Dlatego Polskie Towarzystwo Wakcynologii zaleca szczepienie przeciwko RSV każdej kobiecie w ciąży. Zalecane są również szczepienia przeciwko grypie i krztuścowi. Eksperci podkreślają, że szczepienie matki w ciąży nie powinno być powodem wykluczenia dziecka z profilaktyki biernej za pomocą jednodawkowego przeciwciała monoklonalnego.
Program Uodpornienia zamiast Programu Szczepień Ochronnych
Jedną z możliwości finansowania jednodawkowego uodpornienia biernego może być wpisanie tego preparatu do Programu Szczepień Ochronnych. Chociaż mechanizm jego działania różni się od działania szczepionki (jest to gotowe przeciwciało, a nie preparat, który stymuluje organizm do wytworzenia przeciwciał) to pełni on tę samą funkcję – zapewnia odporność nabytą, a więc wpływa na zdrowie i dobrostan populacji. W przypadku wprowadzenia uodpornienia biernego do Programu Szczepień Ochronnych Polskie Towarzystwo Wakcynologii zaleca, aby zmienić jego nazwę na Program Uodpornienia.
– W związku z tym, że do profilaktyki chorób zakaźnych służą już nie tylko szczepionki, ale też przeciwciała monoklonalne, jako Polskie Towarzystwo Wakcynologii rekomendujemy zmianę nazwy „Programu Szczepień Ochronnych” na „Program Uodpornienia”, po to, aby ująć w nim wszystkie metody profilaktyki chorób zakaźnych, a więc także przeciwciała monoklonalne. Aktualnie istnieje możliwość uodpornienia biernego wszystkich dzieci przeciwko RSV, właśnie przy pomocy przeciwciała monoklonalnego – nirsewimab. Do tej pory stosowano przeciwciała monoklonalne jedynie u dzieci z grup ryzyka, np. u wcześniaków. Mamy nadzieję, że w kolejnym sezonie RSV zostanie wdrożony Program Profilaktyki Zdrowotnej zaproponowany przez Polskie Towarzystwo Pediatryczne, a w przyszłości zmiany legislacyjne zmienią PSO w Program Uodpornienia. Zalecamy zmianę nazwy programu także po to, aby uniknąć wątpliwości, przede wszystkim ze strony rodziców, bo przeciwciało monoklonalne to nie szczepienie, choć forma podania jest taka sama – iniekcja domięśniowa – powiedziała dr n. med. Ilona Małecka, członek zarządu Polskiego Towarzystwa Wakcynologii.

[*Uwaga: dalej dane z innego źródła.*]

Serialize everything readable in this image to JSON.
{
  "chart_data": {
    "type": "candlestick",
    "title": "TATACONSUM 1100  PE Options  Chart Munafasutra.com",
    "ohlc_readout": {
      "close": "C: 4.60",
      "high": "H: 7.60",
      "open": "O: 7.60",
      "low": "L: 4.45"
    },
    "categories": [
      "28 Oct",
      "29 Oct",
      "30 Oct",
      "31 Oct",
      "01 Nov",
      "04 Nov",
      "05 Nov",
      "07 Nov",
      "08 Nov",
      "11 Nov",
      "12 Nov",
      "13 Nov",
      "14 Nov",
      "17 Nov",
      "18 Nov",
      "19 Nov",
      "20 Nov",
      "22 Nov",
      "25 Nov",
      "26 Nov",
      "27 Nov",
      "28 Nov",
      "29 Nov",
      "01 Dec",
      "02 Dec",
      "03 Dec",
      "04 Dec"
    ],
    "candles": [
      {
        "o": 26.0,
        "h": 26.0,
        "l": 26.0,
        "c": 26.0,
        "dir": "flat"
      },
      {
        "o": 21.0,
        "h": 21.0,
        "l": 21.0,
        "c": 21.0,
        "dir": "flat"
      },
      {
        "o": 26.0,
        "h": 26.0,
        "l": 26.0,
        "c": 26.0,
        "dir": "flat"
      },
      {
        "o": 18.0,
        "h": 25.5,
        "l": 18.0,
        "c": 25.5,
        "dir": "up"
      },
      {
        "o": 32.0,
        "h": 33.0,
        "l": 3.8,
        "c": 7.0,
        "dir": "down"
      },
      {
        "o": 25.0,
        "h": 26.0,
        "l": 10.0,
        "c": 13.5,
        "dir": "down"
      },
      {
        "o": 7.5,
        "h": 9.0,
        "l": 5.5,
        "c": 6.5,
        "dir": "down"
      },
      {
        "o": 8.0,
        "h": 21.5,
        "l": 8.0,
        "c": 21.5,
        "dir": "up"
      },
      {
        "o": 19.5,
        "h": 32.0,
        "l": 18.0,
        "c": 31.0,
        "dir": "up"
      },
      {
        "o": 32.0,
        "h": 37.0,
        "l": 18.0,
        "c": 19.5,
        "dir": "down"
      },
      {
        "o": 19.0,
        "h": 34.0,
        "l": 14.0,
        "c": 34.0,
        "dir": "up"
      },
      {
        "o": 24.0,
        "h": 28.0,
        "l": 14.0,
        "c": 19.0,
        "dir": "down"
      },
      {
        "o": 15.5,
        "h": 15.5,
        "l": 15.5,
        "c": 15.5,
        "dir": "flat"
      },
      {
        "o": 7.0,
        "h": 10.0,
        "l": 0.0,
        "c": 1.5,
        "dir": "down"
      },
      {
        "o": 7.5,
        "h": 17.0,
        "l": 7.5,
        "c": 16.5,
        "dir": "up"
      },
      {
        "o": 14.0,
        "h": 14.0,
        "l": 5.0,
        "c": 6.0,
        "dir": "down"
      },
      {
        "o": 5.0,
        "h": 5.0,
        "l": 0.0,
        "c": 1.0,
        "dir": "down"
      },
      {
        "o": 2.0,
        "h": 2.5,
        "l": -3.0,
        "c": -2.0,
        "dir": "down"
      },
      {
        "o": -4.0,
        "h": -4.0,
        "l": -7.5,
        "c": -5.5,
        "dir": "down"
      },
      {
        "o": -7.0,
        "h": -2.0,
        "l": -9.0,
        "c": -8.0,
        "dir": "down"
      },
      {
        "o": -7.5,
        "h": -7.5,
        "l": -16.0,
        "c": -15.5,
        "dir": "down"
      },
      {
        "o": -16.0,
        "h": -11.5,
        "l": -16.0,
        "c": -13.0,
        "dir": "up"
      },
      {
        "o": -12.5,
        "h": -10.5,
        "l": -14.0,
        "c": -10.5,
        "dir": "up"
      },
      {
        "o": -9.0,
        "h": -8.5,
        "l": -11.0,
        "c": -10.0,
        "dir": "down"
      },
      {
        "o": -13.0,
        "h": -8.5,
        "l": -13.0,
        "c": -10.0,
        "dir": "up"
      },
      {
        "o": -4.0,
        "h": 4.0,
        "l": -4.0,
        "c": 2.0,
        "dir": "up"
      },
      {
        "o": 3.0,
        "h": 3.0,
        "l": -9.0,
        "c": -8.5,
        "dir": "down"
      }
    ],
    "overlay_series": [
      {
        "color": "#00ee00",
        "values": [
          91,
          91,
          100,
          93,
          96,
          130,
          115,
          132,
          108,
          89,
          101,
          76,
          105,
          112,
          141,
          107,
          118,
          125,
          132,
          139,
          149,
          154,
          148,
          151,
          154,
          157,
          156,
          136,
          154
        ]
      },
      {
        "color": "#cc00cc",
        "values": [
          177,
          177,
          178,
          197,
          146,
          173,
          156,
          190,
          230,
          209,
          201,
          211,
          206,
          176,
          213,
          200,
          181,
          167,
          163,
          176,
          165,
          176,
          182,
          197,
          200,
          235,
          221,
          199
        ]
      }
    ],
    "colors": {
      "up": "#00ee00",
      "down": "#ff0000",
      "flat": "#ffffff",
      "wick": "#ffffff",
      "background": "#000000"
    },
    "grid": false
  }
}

Rekomendacje dotyczące ochrony wszystkich dzieci przed wirusem RS wydały już w Europie Austria, Belgia, Francja, Hiszpania, Holandia, Irlandia, Luksemburg, Niemcy, Portugalia, Szwajcaria i Wielka Brytania, a na świecie Chile i USA. Polska właśnie dołączyła do tego grona. Eksperci mają nadzieję, że Ministerstwo Zdrowia weźmie je pod uwagę i jak najszybciej wprowadzi program, który pozwoli ochronić wszystkie dzieci przed RSV w nadchodzącym sezonie zakażeń.